Hombre joven, elegante, urbano. Se mueve con cierto abandono muy personal. Parece estar siempre un poco abstraído, lejos... Habla reposadamente. Cuando necesita un vocablo expresivo cierra los ojos, le busca, atrapa y su diestra parece entregarlo al interlocutor. Después la mano desmaya y Mario Kennedy continúa hablando, caídos los brazos, vivaz la mirada, grave la expresión.
Administra su vigor. Ahorra como los atletas. Bajo esa calma se adivina el músculo pronto para el salto. Hay en él una fuerza imponente, tranquila, como la de su patria.
Ninguno de los tres conoce el miedo; pero Mario ni siquiera cree que exista. Su vida es un himno de voluntad. Prueba dura y tenaz. Necesita obstáculos. Después, necesita vencerlos. Respira donde los demás se ahogan. Doma bestias y ríos. Hace pié en lo más hondo. Es un hombre.

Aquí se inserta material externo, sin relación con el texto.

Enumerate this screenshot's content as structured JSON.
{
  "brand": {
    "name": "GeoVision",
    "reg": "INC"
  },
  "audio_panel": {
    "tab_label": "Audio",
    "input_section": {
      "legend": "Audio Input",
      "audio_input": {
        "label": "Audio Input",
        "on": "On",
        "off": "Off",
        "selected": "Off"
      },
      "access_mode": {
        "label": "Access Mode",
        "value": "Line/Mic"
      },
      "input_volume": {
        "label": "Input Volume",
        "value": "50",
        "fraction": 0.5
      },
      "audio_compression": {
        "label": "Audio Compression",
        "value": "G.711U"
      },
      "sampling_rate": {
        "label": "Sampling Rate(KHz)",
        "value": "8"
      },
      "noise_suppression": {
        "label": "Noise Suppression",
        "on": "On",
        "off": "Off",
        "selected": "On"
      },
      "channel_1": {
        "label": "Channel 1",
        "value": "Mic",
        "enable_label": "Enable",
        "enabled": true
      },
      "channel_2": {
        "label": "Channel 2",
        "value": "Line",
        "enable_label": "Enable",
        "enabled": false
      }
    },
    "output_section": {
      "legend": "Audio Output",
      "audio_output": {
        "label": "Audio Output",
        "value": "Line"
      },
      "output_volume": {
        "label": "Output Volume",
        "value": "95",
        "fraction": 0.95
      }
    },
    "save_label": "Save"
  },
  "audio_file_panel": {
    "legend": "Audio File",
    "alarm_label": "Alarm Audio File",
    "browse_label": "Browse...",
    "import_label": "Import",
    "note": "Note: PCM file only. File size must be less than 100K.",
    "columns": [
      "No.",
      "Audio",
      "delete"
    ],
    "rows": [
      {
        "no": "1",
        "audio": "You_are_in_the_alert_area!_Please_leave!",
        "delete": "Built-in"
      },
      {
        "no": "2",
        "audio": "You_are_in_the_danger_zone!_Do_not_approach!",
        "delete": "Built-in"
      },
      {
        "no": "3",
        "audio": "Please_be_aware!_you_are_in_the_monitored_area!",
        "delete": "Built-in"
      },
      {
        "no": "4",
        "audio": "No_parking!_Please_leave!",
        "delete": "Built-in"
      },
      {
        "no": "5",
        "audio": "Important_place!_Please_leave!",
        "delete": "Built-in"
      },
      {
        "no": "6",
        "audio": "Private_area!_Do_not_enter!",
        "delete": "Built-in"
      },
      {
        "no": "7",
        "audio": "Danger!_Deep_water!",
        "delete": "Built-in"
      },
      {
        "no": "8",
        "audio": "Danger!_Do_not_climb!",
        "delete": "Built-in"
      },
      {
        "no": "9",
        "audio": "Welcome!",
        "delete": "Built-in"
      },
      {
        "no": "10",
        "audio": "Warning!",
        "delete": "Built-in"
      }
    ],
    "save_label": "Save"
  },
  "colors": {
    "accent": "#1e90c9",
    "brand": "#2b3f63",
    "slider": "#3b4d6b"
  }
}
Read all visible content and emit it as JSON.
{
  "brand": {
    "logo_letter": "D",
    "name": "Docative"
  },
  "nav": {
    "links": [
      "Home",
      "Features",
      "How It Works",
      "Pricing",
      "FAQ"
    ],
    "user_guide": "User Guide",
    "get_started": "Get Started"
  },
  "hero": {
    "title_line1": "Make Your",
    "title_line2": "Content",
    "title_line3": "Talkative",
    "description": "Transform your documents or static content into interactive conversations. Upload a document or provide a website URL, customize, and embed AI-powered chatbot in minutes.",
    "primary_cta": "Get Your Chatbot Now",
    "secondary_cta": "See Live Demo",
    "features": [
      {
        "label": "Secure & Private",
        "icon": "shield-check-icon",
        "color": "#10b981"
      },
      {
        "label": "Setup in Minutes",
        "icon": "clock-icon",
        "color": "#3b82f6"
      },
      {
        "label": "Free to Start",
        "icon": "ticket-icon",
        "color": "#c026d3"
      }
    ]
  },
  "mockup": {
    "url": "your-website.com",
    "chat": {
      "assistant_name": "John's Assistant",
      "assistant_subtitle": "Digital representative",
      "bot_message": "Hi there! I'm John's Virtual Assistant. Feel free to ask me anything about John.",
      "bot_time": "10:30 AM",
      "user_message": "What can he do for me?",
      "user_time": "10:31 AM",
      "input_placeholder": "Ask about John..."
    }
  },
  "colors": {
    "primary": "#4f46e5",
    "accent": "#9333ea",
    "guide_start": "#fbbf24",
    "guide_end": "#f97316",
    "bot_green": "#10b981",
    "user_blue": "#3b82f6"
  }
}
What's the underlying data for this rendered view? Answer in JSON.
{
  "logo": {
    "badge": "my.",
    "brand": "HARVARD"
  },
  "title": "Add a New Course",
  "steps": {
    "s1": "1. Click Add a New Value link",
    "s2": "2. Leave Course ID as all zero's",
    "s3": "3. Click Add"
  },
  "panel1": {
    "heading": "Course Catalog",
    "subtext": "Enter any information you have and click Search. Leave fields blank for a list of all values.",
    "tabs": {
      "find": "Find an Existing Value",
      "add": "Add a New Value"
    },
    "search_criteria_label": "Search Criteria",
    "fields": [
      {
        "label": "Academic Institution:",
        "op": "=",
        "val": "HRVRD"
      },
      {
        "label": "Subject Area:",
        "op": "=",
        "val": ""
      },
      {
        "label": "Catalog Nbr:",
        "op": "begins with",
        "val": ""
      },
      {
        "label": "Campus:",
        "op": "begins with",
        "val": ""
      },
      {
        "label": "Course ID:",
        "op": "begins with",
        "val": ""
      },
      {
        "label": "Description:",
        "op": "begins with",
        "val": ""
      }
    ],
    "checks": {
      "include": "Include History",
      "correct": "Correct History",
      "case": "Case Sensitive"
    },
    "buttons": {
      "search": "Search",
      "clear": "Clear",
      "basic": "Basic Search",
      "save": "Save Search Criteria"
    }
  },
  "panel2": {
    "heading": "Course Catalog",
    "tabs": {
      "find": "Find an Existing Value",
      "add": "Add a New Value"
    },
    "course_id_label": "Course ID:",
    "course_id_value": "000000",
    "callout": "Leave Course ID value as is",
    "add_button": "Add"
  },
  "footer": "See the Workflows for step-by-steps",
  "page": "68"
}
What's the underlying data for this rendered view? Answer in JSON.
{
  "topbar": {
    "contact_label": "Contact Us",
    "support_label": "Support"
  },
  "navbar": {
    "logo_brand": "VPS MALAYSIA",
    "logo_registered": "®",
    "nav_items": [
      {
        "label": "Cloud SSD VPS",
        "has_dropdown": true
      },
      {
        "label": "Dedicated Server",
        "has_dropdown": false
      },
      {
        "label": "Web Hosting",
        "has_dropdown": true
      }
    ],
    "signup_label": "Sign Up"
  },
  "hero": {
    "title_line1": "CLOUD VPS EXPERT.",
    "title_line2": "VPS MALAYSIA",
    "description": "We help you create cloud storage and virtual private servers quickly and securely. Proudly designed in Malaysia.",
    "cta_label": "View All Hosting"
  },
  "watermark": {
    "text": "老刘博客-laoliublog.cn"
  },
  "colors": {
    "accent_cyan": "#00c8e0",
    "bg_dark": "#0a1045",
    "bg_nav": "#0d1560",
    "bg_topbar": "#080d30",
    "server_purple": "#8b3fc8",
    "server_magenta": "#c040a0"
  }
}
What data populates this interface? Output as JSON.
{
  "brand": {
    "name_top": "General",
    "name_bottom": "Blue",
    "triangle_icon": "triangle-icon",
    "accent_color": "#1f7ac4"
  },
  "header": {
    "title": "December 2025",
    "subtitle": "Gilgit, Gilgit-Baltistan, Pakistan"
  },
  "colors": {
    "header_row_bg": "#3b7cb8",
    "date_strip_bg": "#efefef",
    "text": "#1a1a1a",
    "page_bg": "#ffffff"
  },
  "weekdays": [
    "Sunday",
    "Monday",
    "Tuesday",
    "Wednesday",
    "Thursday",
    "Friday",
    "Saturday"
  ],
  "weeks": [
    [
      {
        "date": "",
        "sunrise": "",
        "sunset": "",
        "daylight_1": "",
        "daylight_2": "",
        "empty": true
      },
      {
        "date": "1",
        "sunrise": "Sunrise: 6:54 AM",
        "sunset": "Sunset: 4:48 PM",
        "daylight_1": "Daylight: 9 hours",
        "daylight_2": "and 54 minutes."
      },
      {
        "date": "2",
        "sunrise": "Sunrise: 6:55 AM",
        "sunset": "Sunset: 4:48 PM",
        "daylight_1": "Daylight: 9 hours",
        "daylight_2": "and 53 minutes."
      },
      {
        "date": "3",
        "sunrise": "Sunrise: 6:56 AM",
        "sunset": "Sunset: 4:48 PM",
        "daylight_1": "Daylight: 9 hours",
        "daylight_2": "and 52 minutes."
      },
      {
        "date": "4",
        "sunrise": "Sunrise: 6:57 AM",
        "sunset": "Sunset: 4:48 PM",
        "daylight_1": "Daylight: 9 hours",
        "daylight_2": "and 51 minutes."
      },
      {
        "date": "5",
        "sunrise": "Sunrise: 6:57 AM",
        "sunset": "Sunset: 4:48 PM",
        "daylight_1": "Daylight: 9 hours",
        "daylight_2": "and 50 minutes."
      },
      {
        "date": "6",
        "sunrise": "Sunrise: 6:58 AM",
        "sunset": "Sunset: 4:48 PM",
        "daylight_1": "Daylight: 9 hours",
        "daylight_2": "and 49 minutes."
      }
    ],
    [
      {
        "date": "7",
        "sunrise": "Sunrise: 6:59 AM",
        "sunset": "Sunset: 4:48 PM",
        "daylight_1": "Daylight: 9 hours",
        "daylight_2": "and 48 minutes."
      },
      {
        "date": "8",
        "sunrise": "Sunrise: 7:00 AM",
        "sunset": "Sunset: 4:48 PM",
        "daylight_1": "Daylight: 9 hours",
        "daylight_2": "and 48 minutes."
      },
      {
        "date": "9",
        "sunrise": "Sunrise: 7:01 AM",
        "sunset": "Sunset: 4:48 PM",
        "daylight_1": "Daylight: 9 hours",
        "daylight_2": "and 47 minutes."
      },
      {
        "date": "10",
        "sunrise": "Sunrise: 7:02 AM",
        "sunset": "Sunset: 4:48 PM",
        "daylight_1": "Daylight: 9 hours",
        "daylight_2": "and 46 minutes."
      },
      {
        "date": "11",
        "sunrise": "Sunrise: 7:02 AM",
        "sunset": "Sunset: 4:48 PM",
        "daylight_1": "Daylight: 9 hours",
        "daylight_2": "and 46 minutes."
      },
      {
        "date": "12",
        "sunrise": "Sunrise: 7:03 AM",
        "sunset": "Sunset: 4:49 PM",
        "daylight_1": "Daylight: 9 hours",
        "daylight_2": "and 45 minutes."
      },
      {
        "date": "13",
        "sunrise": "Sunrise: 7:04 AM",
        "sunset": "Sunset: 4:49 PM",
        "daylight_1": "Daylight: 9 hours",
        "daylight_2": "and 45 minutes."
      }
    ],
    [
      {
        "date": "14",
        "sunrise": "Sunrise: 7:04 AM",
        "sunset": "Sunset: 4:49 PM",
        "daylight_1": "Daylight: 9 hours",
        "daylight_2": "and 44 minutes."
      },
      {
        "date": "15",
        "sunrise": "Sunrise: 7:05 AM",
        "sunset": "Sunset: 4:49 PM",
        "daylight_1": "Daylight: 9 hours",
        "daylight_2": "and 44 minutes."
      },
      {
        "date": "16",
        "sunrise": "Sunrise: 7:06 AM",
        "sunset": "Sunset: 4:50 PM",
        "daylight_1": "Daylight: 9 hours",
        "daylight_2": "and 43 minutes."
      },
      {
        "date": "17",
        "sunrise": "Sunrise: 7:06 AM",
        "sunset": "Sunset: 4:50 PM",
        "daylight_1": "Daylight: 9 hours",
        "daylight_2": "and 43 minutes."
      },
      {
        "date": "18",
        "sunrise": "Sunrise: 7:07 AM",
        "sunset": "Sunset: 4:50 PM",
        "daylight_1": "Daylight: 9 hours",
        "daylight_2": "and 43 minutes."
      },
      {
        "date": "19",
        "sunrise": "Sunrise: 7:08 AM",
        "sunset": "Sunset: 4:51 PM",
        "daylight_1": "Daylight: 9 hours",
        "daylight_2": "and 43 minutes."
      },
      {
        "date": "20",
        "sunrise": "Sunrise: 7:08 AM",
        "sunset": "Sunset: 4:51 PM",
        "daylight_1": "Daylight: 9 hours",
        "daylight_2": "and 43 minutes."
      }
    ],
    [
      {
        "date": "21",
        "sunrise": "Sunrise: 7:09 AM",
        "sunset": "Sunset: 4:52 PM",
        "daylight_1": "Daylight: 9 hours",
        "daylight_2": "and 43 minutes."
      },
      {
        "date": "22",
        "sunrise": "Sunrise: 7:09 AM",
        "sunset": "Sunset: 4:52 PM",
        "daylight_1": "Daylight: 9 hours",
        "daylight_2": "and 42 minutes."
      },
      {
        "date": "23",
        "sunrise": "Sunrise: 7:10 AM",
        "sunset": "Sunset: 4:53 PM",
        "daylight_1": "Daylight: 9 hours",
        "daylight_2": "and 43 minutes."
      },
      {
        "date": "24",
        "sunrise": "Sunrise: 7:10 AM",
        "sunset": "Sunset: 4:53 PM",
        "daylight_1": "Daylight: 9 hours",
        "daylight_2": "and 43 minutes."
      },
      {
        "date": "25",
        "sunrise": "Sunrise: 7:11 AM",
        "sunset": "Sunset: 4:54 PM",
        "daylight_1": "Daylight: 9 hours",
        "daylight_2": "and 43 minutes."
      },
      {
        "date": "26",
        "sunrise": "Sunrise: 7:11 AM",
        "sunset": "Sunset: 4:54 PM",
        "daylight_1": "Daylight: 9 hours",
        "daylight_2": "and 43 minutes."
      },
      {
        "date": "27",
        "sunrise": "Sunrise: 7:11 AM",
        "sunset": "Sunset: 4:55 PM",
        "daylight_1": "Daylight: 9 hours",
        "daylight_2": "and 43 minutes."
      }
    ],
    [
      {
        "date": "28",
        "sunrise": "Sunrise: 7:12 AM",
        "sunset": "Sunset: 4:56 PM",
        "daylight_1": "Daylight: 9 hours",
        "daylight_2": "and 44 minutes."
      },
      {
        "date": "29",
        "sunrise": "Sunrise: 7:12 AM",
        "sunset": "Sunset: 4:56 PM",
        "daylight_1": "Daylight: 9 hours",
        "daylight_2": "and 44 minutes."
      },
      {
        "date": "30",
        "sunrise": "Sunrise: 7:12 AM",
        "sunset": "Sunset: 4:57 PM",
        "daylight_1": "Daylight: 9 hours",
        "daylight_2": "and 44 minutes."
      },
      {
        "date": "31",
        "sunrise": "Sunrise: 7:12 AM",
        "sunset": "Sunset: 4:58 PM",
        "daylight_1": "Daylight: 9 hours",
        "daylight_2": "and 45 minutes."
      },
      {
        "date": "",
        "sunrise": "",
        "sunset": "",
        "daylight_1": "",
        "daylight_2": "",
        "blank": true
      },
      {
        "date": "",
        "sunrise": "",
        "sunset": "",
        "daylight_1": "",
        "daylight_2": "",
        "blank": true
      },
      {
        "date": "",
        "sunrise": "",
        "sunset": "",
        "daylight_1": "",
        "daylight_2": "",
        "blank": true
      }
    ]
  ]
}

Tiene derecho a la vertical.
Hace algunos años, vestido a la inglesa, llegó a un gran establecimiento ganadero. Pensaba ocupar su mayordomía. El administrador de la estancia ve a ese desconocido enguantado, cortés y encuentra que el “pueblero maturrango” no sirve para el puesto. Allí necesitan “un hombre”. Todo un varón capaz de imponer respeto por su carácter y su pericia.
Así lo declara sin ambages.
Al oír esto, cualquier campero salta hacia un caballo; piala el primer novillo. Lo monta en pelo o lo voltea de un manotón o de un balazo. Se muestra. Y después renuncia al puesto.
Pues Mario Kennedy permanece inmutable. Solo pide se pongan a prueba sus condiciones. El otro accede. Es cuanto el entrerriano necesita. Ha decidido permanecer un año allí, haciendo este ejercicio de voluntad: no ponerse un “culero”, no probar un arisco, no “guampear” una vez.
Durante meses y meses soporta las decortesías de unos, las burlas de otros, la compasión de todos. A veces su garra atraviesa el guante. Domina el arrebato. No deja su caballo lerdo, su montura inglesa, su fusta, su calma. Realiza menesteres de hortera: cuenta trigo, anota cifras, las ordena en los libros. Ni una vez su aletazo levanta la bandada de papeles. Soporta. Persevera. Quema tenacidad.
Por las noches mira las “Tres Marías”, sus boleadores imposibles o toca a Chopin en el piano de la estancia.
Por fin transcurre aquel año de penitencia. Kennedy ha cumplido su voto. Es libre. Dejará la celda. Esa misma mañana ve que el domador del establecimiento se dispone a montar un potro. Parece temer al animal pues le ha “maniao” las orejas.
-“Un buen bagual” – le dice Kennedy, “se jinetea sin más recurso que el de las espuelas”.
-“Porqué no lo sube usté” – responde el paisano “ansí apriendo”.
-“No hay inconveniente”.
Y sobre la palabra el salto y la doma con hambre de rebeldías. Ya Mario tiene el corazón en un somatén de corcovos. Tierra elástica. El vuelo. Sol y viento que se lleven tanta herrumbre. “Transija” al potro. Le trae a cachetadas. Descarga el puño entre las orejas... El animal se arrodilla... Y Kennedy cae de pié.
Los mirones se palpan. Qué ha ocurrido?
Enseguida Mario sube a su “lerdo” y se aleja para siempre de aquella estancia, con sus guantes, su fusta, su tranquilidad.